Along with theater and performance-art work, Arts Mission Oak Cliff will host workshops, classes and studio space for technical theater, costuming and set design. They’re finishing out a commercial kitchen where cooking classes could be offered for adults and children. There’s a yoga and dance studio behind the sanctuary. The Richards Group donated a small sound booth. Artists and actors can do their own work and teach classes to earn some cash.

There’s nothing else like it in Dallas, Munoz says.

Lola Lott owns the post-production video-editing studio Charlie Uniform Tango, and Todd Lott restores old houses. The Lotts found themselves in the position to invest in a “legacy project,” and the church was perfect, Todd Lott says.
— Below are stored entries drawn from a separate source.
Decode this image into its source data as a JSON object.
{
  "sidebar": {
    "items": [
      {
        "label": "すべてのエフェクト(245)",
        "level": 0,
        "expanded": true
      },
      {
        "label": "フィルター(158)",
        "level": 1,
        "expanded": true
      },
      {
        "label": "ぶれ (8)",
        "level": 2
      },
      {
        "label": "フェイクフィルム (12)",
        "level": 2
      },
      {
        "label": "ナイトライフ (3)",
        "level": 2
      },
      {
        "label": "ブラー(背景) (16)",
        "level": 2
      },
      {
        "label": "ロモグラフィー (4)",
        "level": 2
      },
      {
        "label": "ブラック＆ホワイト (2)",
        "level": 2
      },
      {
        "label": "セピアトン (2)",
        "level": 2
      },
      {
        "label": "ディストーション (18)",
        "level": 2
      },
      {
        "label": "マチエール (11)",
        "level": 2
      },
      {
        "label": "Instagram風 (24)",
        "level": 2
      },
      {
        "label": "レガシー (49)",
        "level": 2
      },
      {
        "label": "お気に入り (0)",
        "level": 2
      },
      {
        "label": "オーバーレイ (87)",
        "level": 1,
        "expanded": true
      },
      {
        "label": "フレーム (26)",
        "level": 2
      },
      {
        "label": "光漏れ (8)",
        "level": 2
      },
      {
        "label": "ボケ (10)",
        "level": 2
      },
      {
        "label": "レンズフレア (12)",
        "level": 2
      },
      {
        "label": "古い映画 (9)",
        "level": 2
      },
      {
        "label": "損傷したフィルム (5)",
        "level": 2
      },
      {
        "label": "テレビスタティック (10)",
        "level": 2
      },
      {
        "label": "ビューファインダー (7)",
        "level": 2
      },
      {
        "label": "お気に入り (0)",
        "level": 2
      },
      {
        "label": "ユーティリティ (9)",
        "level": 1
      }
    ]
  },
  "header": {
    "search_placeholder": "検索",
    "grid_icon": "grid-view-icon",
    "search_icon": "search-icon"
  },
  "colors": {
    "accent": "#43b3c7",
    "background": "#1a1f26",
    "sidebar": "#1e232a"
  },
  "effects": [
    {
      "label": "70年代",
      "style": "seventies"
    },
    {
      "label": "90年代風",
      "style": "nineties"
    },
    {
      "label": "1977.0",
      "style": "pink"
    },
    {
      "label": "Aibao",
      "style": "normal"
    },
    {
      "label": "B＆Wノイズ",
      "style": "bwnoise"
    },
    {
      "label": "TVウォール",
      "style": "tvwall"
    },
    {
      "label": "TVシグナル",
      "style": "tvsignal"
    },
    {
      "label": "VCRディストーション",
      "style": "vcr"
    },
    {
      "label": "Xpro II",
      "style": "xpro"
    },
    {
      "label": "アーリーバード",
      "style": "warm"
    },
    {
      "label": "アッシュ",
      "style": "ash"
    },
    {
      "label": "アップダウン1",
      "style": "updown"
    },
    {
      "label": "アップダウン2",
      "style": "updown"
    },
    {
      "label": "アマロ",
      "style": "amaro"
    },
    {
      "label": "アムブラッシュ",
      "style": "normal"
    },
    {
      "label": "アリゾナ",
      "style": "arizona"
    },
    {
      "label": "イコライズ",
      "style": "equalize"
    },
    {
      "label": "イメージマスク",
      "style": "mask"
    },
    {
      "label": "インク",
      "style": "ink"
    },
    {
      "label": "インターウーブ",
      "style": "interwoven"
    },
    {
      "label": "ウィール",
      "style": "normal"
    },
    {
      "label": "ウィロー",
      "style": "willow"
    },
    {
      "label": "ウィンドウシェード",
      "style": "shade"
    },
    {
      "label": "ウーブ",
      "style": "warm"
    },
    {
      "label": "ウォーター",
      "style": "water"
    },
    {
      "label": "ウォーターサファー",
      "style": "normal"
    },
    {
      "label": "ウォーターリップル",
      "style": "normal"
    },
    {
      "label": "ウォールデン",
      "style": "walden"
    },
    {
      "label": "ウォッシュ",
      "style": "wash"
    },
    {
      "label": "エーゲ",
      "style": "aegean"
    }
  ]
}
They are painstakingly renovating the church to qualify for historic tax credits from the state. One example of their dedication: They hired a craftsman to rebuild many of the church’s dozens of windows onsite.

The Lotts like how the exposed rafters look, but that wouldn’t be historically accurate, so a new ceiling is being installed in the sanctuary. (Photos by Danny Fulgencio)

The Lotts like how the exposed rafters look, but that wouldn’t be historically accurate, so a new ceiling is being installed in the sanctuary. (Photos by Danny Fulgencio)

Besides all new plumbing, electrical and air conditioning, they also had to figure out how to make the building compliant with the Americans with Disabilities Act. Oak Cliff-based architect Alicia Quintans designed a space for a lift in a former electrical closet for that purpose.

The Lotts are spending around $600,000 to get the building up and running. At every turn, there are obstacles. It’s a project that would’ve been impossible to undertake as a moneymaking venture or with grants from nonprofits, Munoz says.

“Todd and Lola are patron saints,” Munoz says. “They’re independent investors who stayed the course. They’re truly rooted and invested in this.”